- Trade advertisement from The Daily Film Renter (6 September 1933)
- Directed by: Widgey R. Newman
- Written by: Widgey R. Newman
- Starring: William Freshman Vera Sherborne Moore Marriott
- Production company: Ace Films
- Distributed by: Ace Films
- Release date: August 1933;
- Running time: 48 minutes
- Country: United Kingdom
- Language: English

= Lucky Blaze =

Lucky Blaze is a 1933 British film directed and written by Widgey R. Newman and starring William Freshman, Vera Sherborne and Moore Marriott. It was made as a quota quickie.

== Preservation status ==
The British Film Institute National Archive holds no stills or ephemera, and no film or video materials.
==Plot==
Through a series of dramatised incidents, a horse narrates the story of its life.

==Cast==
- William Freshman as Cliff Ellis
- Vera Sherborne as Rose Benson
- Moore Marriott as Sir James Benson
- Freddie Fox as Freddie
- J. Collins as Collingdean
- Ian Wilson
- R. E. Jeffreys
- Harry Rodbourne
- Jack Walsh
- Sammy Wregg
- Micky Beary
- Ken Robertson
- Buster Rickaby

== Reception ==
The Daily Film Renter wrote: "Slender thread of story against backgrounds of training stables and racecourses. Commentary, ostensibly spoken by horse, describes training methods and gradual rise to fame. ... In the course of the narrative a number of famous jockeys make brief appearances."

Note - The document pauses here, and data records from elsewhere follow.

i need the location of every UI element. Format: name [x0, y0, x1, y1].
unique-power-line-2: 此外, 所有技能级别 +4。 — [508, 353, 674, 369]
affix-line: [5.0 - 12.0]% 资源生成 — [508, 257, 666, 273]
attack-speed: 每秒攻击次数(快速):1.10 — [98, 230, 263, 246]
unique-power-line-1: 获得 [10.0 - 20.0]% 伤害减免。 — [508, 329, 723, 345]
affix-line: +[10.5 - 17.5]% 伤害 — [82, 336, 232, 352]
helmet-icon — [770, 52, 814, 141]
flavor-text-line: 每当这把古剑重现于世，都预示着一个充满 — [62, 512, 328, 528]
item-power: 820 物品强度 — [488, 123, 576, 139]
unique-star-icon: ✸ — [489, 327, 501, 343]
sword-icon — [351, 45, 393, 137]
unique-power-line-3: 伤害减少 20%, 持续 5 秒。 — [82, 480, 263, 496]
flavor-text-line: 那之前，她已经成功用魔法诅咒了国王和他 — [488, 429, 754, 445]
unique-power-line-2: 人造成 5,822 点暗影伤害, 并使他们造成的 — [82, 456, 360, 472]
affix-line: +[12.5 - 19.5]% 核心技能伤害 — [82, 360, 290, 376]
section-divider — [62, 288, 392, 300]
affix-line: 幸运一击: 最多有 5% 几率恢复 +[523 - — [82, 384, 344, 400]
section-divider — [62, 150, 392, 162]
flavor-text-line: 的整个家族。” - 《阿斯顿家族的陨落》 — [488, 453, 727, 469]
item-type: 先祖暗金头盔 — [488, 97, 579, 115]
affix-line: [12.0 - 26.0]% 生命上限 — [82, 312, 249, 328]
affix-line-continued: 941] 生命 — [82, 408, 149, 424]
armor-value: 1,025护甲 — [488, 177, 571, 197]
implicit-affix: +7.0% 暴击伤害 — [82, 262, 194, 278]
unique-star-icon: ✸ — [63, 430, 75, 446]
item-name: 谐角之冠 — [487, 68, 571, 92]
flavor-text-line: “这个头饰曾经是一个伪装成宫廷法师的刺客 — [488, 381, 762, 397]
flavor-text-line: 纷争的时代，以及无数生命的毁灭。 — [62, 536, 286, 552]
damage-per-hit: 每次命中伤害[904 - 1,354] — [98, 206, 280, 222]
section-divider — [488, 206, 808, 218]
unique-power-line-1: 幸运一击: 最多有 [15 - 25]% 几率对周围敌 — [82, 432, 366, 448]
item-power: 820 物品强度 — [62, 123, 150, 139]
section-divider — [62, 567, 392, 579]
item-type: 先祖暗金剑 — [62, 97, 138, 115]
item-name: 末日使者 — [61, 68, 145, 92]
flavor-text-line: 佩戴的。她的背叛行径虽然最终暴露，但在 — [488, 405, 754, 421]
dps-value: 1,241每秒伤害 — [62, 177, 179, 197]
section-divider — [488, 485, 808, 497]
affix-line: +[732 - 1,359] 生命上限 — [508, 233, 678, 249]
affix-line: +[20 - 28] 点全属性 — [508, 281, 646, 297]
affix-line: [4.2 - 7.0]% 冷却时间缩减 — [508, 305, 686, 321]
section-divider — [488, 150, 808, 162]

Picturegoer wrote: "Unpretentions story of the racecourse with picturesque and authentic settings. The story is told by a horse; there is no dialogue, the horse's thoughts being represented by an appropriate commentary given by R. E. Jeffreys. The plot does not matter much; it is the introduction of famous jockeys and trainers at work which will intrigue many followers of the turf."